Qual è la sua genesi artistica, nella connessione tra cinema e giornalismo?

«Mi sono nutrito davvero di tanto cinema. Il neorealismo per me è stata una pietra miliare. Dedico una parte di questo spettacolo a "Ladri di biciclette", opera simbolo dei bisogni minimi. Il cinema mi ha dato il "la". Inoltre, sono stato molto influenzato dalla poesia. Musa ispiratrice è stata per me Amelia Rosselli, che ha accolto e pubblicato le mie poesie quando non ero neppure diciottenne. Di recente ho ritrovato i dattiloscritti che le mandai. In scena porto anche quei fogli. Nella fase in cui conobbi Amelia, ero influenzato dalla frequentazione di grandi poeti viventi, tra cui Bertolucci, Luzi, Sanguineti, Caproni. Non scrivo poesie da tanto: mi piacerebbe ricominciare. Però ho sempre ben chiaro l’incipit di quello che faccio: la folgorazione è arrivata lì ».

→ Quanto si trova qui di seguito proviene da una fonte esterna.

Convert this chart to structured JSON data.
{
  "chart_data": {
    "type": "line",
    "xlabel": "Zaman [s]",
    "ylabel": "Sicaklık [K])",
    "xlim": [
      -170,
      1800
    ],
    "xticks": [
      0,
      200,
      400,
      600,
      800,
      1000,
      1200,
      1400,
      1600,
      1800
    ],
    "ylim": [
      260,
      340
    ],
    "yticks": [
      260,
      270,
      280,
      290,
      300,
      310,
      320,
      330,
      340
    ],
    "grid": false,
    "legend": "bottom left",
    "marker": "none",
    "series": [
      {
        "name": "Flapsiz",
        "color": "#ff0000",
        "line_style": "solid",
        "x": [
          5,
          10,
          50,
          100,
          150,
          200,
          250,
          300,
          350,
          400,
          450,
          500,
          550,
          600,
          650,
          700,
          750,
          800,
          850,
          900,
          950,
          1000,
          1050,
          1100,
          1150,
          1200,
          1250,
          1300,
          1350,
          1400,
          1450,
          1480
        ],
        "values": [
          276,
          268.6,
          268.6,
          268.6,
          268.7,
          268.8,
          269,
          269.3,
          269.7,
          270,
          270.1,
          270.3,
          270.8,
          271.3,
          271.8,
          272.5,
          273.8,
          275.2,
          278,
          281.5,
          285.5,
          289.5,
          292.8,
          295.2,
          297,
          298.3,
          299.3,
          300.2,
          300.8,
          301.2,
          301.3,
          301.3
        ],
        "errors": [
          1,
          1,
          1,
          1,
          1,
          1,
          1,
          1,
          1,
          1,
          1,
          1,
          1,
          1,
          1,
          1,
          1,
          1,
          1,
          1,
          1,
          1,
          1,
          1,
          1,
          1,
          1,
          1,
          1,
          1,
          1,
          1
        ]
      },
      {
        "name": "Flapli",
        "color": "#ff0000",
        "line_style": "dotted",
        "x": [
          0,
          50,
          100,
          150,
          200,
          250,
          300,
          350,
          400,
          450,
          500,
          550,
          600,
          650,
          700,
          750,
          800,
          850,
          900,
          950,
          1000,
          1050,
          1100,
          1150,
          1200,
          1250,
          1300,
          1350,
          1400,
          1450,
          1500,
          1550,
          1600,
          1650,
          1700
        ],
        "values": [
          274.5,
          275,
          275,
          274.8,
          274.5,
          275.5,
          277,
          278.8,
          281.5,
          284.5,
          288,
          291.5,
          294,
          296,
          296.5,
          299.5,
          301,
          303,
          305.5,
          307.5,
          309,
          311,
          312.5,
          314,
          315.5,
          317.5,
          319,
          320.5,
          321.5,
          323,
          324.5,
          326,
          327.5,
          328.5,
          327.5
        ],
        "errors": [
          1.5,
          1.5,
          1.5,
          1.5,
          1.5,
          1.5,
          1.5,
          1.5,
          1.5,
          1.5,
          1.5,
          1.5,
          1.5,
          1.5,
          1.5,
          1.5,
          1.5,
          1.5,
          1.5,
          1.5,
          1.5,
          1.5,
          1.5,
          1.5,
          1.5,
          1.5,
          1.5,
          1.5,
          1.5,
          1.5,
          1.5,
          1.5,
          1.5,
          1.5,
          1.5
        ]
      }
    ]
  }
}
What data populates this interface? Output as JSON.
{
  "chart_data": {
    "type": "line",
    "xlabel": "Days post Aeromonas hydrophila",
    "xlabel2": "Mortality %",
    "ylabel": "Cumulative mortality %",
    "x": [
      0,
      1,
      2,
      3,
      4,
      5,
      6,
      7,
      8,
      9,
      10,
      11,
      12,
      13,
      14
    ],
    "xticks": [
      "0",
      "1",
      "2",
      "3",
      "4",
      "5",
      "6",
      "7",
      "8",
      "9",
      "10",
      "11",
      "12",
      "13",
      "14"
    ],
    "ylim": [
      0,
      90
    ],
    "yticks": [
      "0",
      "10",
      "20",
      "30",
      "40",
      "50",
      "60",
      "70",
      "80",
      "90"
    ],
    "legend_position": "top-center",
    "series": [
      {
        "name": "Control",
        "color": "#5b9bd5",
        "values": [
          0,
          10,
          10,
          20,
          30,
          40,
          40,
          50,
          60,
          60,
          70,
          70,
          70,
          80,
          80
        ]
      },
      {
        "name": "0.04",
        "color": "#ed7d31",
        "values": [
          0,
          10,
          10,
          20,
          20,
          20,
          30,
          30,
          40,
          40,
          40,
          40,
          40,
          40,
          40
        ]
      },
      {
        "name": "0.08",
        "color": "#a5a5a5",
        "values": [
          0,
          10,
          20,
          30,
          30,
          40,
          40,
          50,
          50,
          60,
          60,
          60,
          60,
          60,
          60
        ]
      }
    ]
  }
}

Ebbe modo di conoscere anche Attilio Bertolucci? Che ricordo ne serba?

«Ho frequentato Bertolucci a Roma con Amelia Rosselli. Qualche volta sono andato a casa sua. Me lo ricordo come un vecchio saggio che lavorava le parole con una dolcezza infinita. Mentre Amelia era molto taciturna, quasi gutturale, lui aveva nella parola una specie di suono molto accattivante».